Endonezya’dan Fas’a kadar oluşması gereken bir İslam bloğunu temenni ederken böyle yöneticilerin hüküm sürdüğü ülkeler her türlü ilerlemenin önüne geçmek için girişimlerde bulunmaktan kaçınmayacaklardır. Ülkeler bir araya gelmiyorsa halklar bir araya gelmelidir.
Son üç haftada sadece İslam ülkeleri değil Avrupa’da da halk milyonlarca nüfus ile sokaklardaydı. Bu halkı kanalize edebilecek sivil toplum kuruluşlarının uluslararası bir diyalog kurup hükümetlere rağmen birlik oluşturması ve mevcut yönetimlere baskı kurmaları denenebilecek bir girişimdir. Halkın kontrolsüz ambargo girişimi fazlasıyla karşılık bulmuş ve buluyor. Bu tür faaliyetleri organizeli hale getirmemiz gerekiyor. Mevsimsel ve sosyal medyalık bir ambargo değil hayat boyu bir yaşam standartı geliştirmemiz gerekiyor.
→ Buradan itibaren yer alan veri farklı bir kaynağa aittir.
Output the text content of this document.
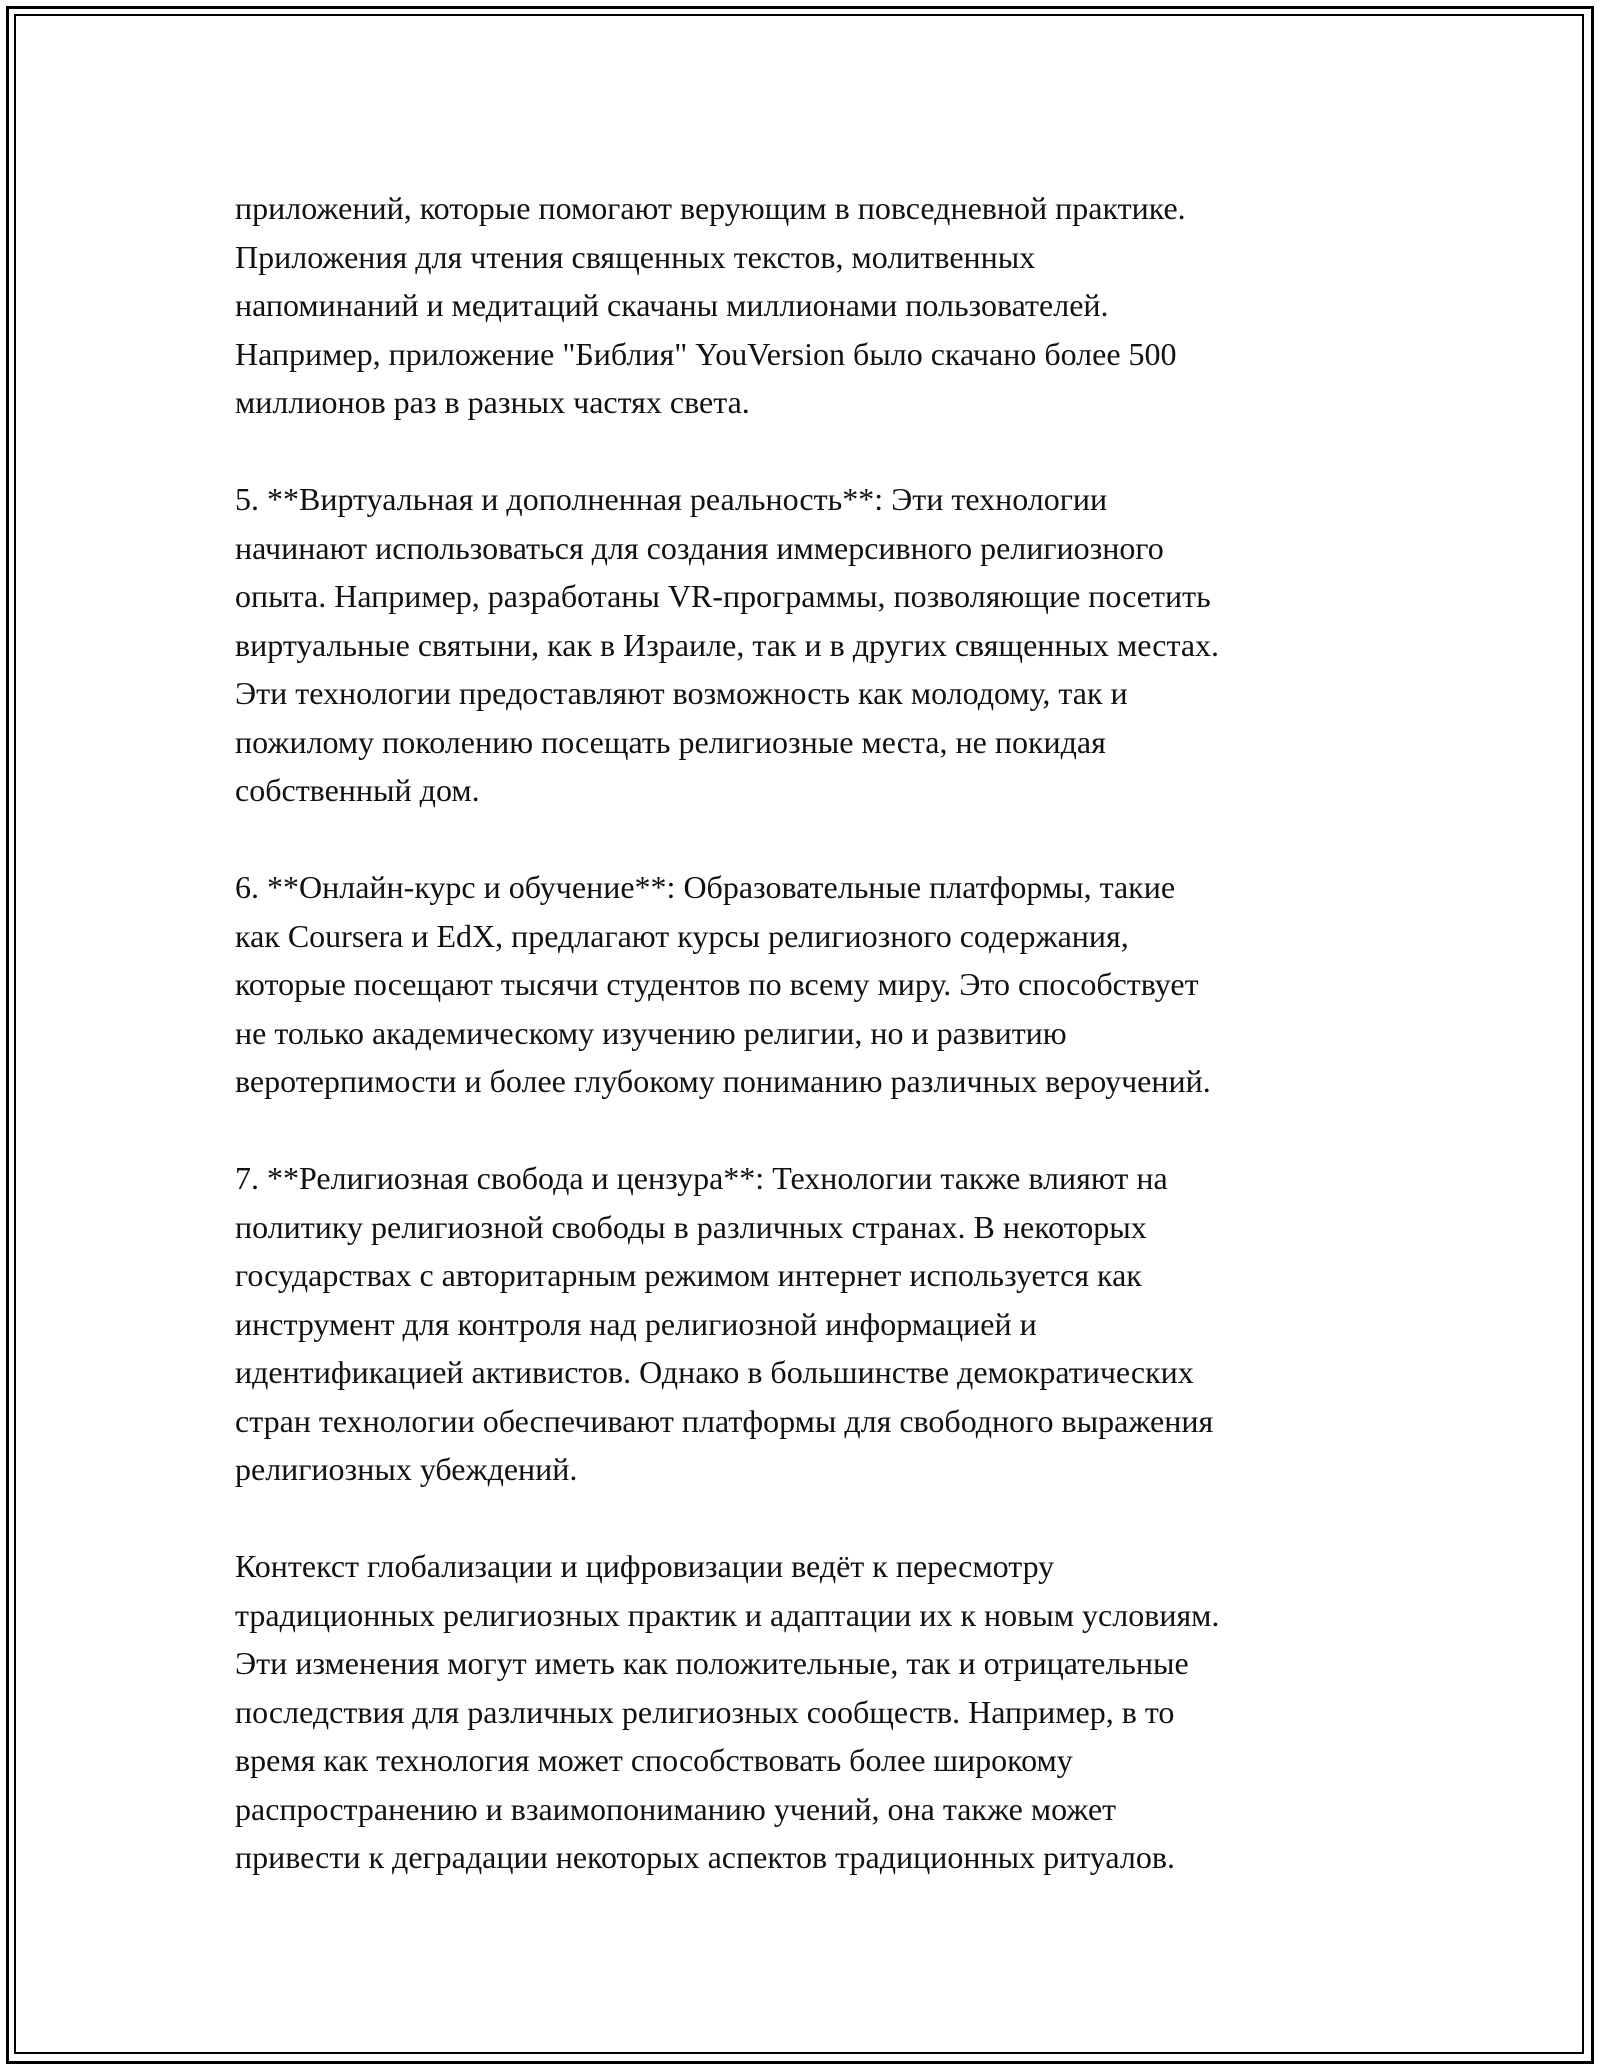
приложений, которые помогают верующим в повседневной практике.
Приложения для чтения священных текстов, молитвенных
напоминаний и медитаций скачаны миллионами пользователей.
Например, приложение "Библия" YouVersion было скачано более 500
миллионов раз в разных частях света.
5. **Виртуальная и дополненная реальность**: Эти технологии
начинают использоваться для создания иммерсивного религиозного
опыта. Например, разработаны VR-программы, позволяющие посетить
виртуальные святыни, как в Израиле, так и в других священных местах.
Эти технологии предоставляют возможность как молодому, так и
пожилому поколению посещать религиозные места, не покидая
собственный дом.
6. **Онлайн-курс и обучение**: Образовательные платформы, такие
как Coursera и EdX, предлагают курсы религиозного содержания,
которые посещают тысячи студентов по всему миру. Это способствует
не только академическому изучению религии, но и развитию
веротерпимости и более глубокому пониманию различных вероучений.
7. **Религиозная свобода и цензура**: Технологии также влияют на
политику религиозной свободы в различных странах. В некоторых
государствах с авторитарным режимом интернет используется как
инструмент для контроля над религиозной информацией и
идентификацией активистов. Однако в большинстве демократических
стран технологии обеспечивают платформы для свободного выражения
религиозных убеждений.
Контекст глобализации и цифровизации ведёт к пересмотру
традиционных религиозных практик и адаптации их к новым условиям.
Эти изменения могут иметь как положительные, так и отрицательные
последствия для различных религиозных сообществ. Например, в то
время как технология может способствовать более широкому
распространению и взаимопониманию учений, она также может
привести к деградации некоторых аспектов традиционных ритуалов.
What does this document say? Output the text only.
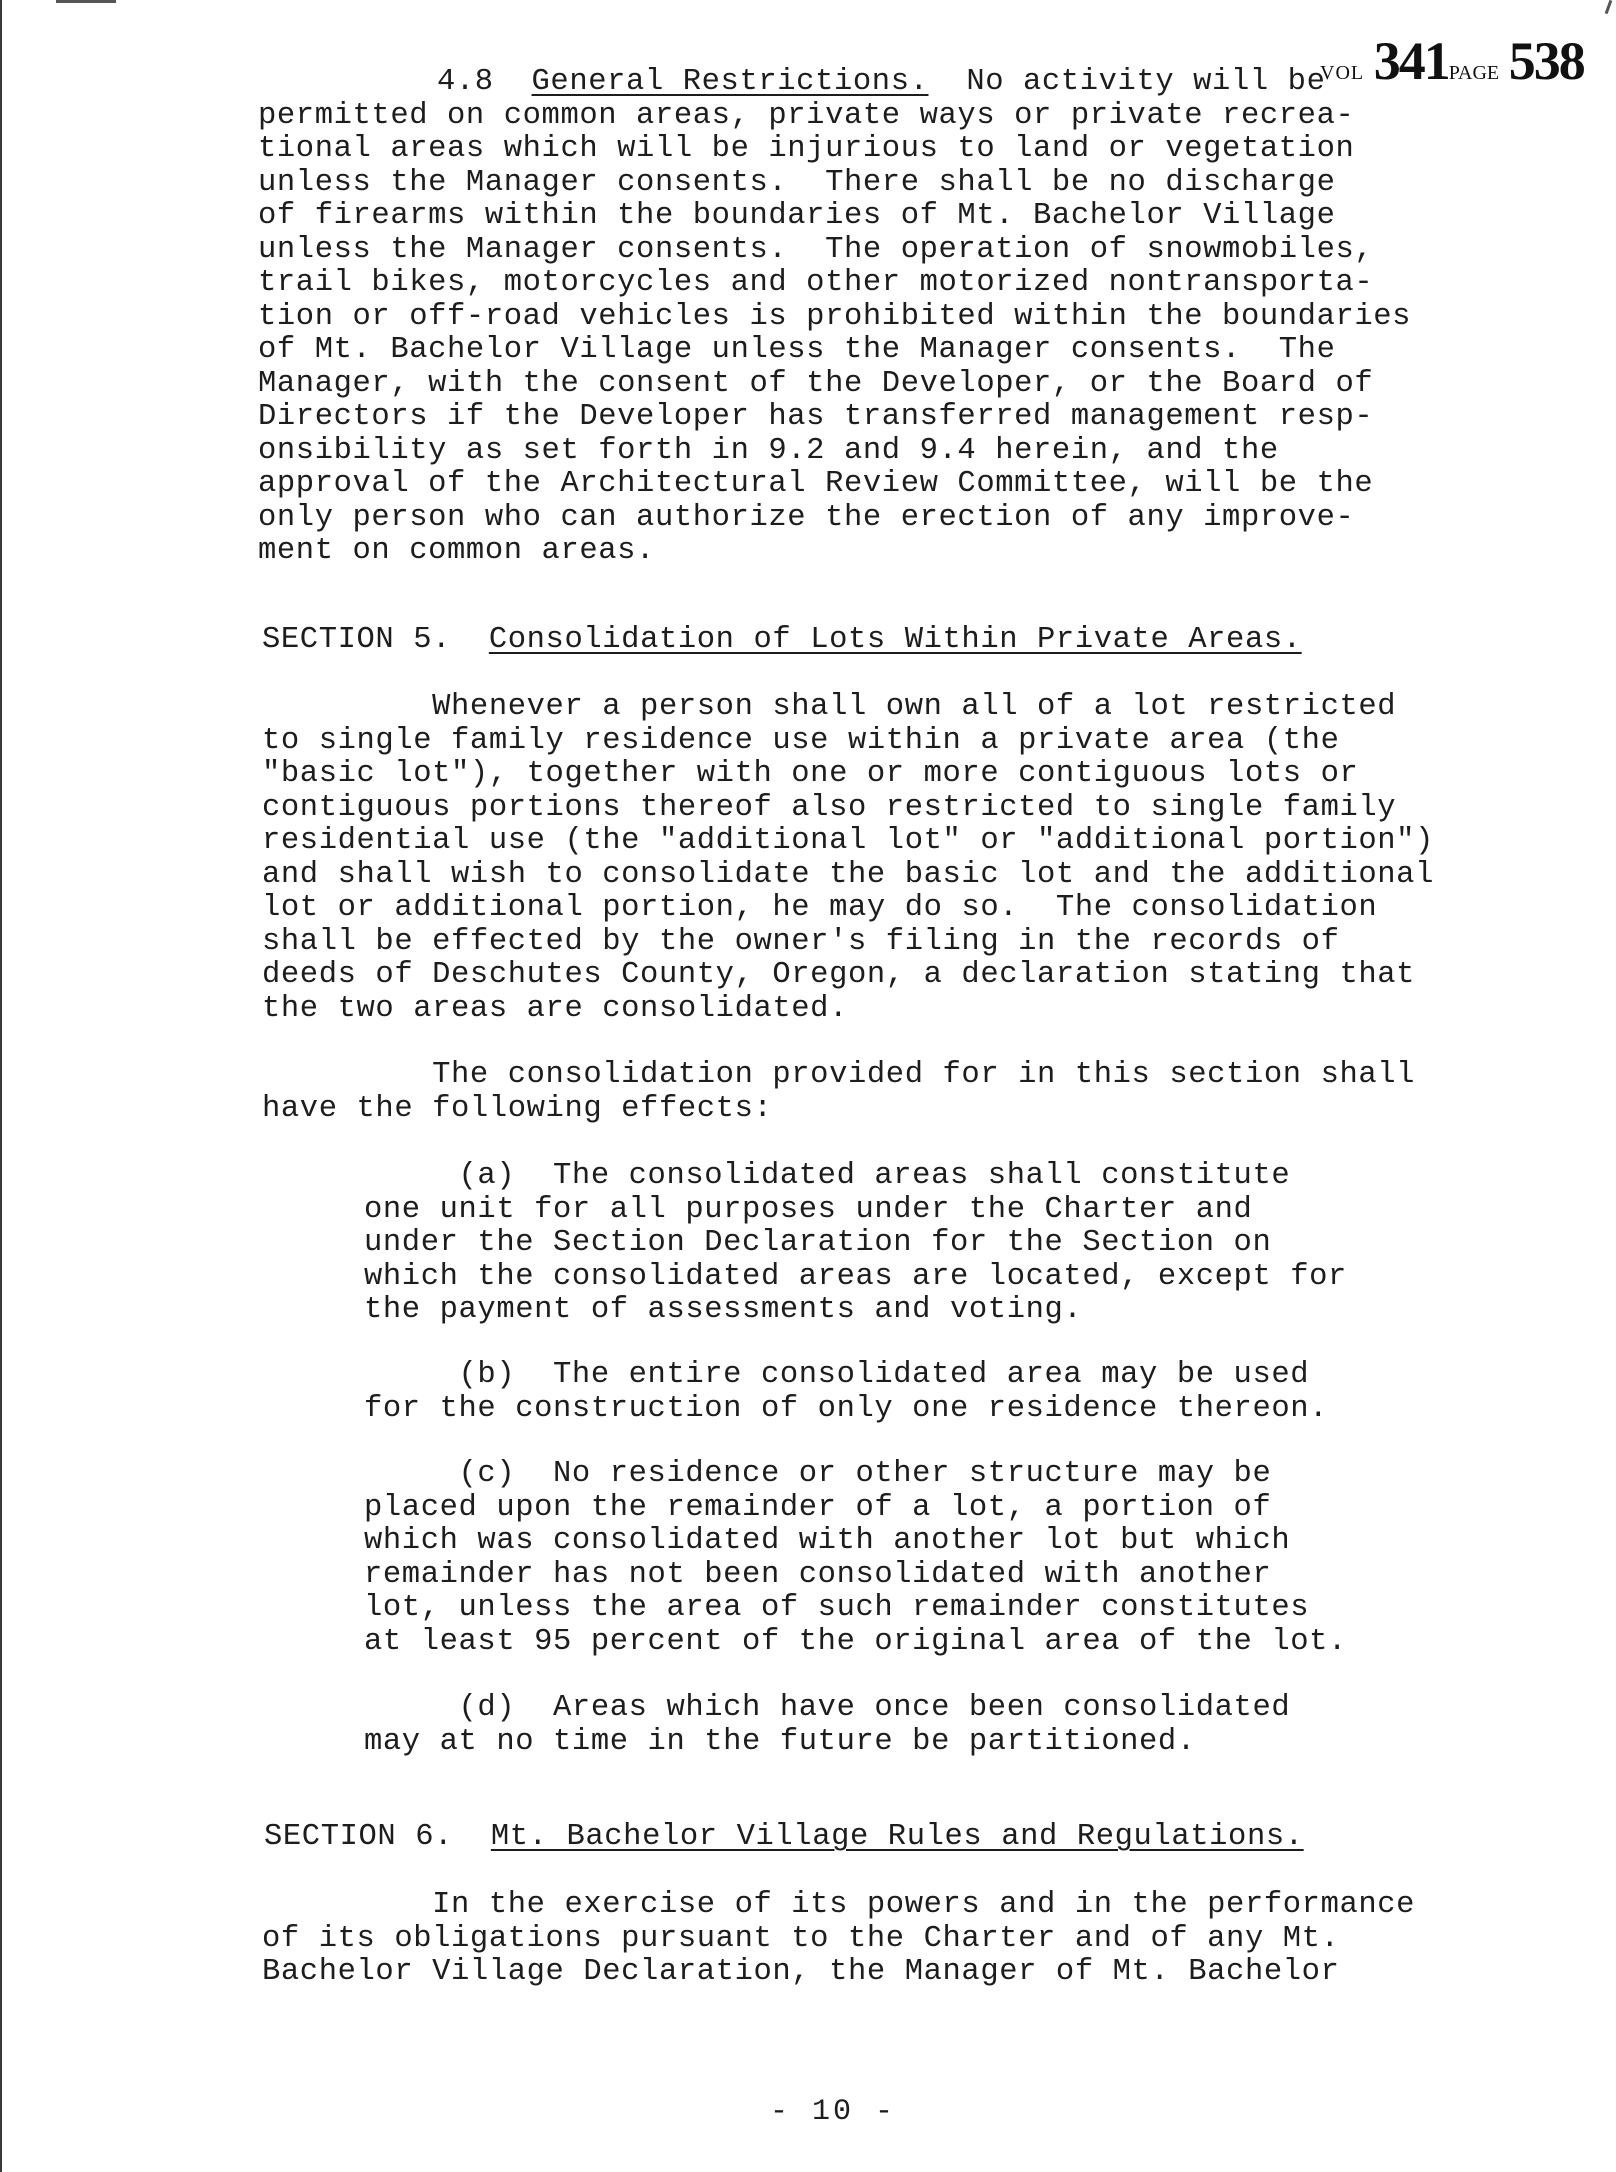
VOL 341PAGE 538
4.8 General Restrictions. No activity will be
permitted on common areas, private ways or private recrea-
tional areas which will be injurious to land or vegetation
unless the Manager consents.  There shall be no discharge
of firearms within the boundaries of Mt. Bachelor Village
unless the Manager consents.  The operation of snowmobiles,
trail bikes, motorcycles and other motorized nontransporta-
tion or off-road vehicles is prohibited within the boundaries
of Mt. Bachelor Village unless the Manager consents.  The
Manager, with the consent of the Developer, or the Board of
Directors if the Developer has transferred management resp-
onsibility as set forth in 9.2 and 9.4 herein, and the
approval of the Architectural Review Committee, will be the
only person who can authorize the erection of any improve-
ment on common areas.
SECTION 5. Consolidation of Lots Within Private Areas.
Whenever a person shall own all of a lot restricted
to single family residence use within a private area (the
"basic lot"), together with one or more contiguous lots or
contiguous portions thereof also restricted to single family
residential use (the "additional lot" or "additional portion")
and shall wish to consolidate the basic lot and the additional
lot or additional portion, he may do so.  The consolidation
shall be effected by the owner's filing in the records of
deeds of Deschutes County, Oregon, a declaration stating that
the two areas are consolidated.
The consolidation provided for in this section shall
have the following effects:
(a)  The consolidated areas shall constitute
one unit for all purposes under the Charter and
under the Section Declaration for the Section on
which the consolidated areas are located, except for
the payment of assessments and voting.
(b)  The entire consolidated area may be used
for the construction of only one residence thereon.
(c)  No residence or other structure may be
placed upon the remainder of a lot, a portion of
which was consolidated with another lot but which
remainder has not been consolidated with another
lot, unless the area of such remainder constitutes
at least 95 percent of the original area of the lot.
(d)  Areas which have once been consolidated
may at no time in the future be partitioned.
SECTION 6. Mt. Bachelor Village Rules and Regulations.
In the exercise of its powers and in the performance
of its obligations pursuant to the Charter and of any Mt.
Bachelor Village Declaration, the Manager of Mt. Bachelor
- 10 -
Sivil toplum olarak güçlü bir toplumuz ve insani ve İslami bir uluslararası organizasyon, hükümetler üstü bir kurumun doğuşunu kolaylaştırabilir. Sisi, Esad, Kays Said ve Bin Selman’ın insafına kalmış bir İslam Birliği hayalden öteye gitmez. Sorunu halk olarak bizler çözmeliyiz.